More or less out of nowhere, Delia said, “So, Denver.”
“Is the capital city of Colorado? Yes, correct,” Sam said.
“Is a boy who is awfully cute and awfully smitten with you, for whatever reason.”
“What? No way. He’s just nice.”
“Please. That boy started flirting with you before he said hello. Of course, given your total lack of experience being flirted with, I can forgive you for not recognizing it when it smacks you in the face.”
“People have flirted with me! I’ve been flirted with!”
“Online doesn’t count.”
“Okay, well, that seems harsh and arbitrary. Still. I think you’re forgetting Eliot.”
“Eliot from Q-Atl? Eliot whose mom sat with your mom two tables away while you talked about who had the higher-level character in Goblins & Gateways?”

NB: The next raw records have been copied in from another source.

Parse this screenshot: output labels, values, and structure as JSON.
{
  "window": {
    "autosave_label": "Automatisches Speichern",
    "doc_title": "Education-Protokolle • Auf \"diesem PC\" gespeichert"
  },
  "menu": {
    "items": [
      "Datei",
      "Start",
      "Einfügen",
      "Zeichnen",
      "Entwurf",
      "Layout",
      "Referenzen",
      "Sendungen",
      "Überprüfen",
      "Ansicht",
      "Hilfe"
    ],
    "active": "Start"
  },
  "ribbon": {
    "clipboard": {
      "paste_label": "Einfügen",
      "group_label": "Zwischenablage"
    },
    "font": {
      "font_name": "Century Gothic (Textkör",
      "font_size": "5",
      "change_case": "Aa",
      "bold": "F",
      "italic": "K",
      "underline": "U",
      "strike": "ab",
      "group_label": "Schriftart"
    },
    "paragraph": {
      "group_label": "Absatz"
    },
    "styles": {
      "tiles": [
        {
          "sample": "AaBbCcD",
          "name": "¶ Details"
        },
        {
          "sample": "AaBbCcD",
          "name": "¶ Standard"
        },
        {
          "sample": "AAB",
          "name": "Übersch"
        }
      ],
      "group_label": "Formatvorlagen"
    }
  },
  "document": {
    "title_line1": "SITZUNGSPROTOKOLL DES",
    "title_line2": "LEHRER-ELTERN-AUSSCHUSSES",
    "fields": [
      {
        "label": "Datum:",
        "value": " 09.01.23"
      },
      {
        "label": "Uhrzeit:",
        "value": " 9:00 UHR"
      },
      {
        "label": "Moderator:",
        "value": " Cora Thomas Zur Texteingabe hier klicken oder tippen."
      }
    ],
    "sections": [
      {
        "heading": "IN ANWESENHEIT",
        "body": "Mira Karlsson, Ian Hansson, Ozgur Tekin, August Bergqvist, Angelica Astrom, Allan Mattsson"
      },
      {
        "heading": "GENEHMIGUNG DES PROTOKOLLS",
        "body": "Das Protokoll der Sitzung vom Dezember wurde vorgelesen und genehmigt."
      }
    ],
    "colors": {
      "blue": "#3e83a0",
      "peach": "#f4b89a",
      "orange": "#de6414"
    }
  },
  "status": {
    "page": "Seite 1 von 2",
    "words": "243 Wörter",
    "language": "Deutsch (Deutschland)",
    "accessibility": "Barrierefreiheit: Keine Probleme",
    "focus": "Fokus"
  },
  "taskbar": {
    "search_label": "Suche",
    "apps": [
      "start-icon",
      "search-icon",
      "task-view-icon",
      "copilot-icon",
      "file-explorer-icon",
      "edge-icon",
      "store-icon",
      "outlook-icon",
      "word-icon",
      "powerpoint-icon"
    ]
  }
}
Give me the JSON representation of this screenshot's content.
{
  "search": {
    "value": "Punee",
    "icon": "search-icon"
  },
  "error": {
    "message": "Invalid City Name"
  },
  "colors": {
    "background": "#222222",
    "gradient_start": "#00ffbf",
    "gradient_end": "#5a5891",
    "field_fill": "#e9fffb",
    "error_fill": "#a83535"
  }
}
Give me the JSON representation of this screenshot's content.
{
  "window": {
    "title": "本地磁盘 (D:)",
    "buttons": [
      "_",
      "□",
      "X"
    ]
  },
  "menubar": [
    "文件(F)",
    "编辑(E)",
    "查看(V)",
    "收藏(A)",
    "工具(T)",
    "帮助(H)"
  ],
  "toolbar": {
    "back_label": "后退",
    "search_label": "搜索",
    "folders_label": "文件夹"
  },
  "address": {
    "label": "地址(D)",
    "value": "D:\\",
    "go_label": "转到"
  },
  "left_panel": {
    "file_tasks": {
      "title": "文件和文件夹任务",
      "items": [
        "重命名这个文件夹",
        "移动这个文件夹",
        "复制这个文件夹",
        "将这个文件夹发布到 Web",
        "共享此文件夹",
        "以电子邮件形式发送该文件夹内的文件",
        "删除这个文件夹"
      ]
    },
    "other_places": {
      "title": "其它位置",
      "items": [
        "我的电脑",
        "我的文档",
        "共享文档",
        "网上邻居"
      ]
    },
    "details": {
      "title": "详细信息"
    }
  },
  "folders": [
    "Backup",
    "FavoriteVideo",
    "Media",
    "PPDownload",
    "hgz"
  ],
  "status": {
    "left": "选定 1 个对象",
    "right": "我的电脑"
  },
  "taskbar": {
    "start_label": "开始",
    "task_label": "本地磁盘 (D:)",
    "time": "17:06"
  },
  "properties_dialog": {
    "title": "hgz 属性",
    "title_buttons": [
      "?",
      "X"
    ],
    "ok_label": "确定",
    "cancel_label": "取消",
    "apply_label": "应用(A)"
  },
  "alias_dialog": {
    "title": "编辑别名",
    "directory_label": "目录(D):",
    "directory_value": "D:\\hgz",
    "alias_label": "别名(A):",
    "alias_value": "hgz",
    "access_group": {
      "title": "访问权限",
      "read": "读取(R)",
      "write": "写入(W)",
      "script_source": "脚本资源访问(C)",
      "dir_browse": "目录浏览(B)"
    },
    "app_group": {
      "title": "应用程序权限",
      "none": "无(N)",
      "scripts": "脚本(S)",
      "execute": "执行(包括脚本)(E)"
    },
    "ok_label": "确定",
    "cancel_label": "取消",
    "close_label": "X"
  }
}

“That counts as flirting!”
Delia sighed.
“Anyway, I’ve been flirted around. I know what flirting looks like.”
“Agreed, which is why you know full well that Denver has been flirting with, around, next to, and beside you. The question is, why are you so determined right now to pretend he isn’t? Are you not into him?”
“‘Into him.’ What is this, ‘into him’?”
Delia let out an exasperated sound. Which, okay, Sam was being a little difficult.
“I don’t know if I’m into him, okay?” he said. “He’s sweet. It’s complicated.”
“Complicated? You mean because you’re in love with James?”
Damn. Delia was not messing around today. But Sam didn’t deny it, either.
“Sorry,” she said. “You don’t exactly hide it. I know it can’t be easy.”
“I really am fine and happy just being friends with him, you know. It’s not like I’m only friends with him because I want it to be something more.”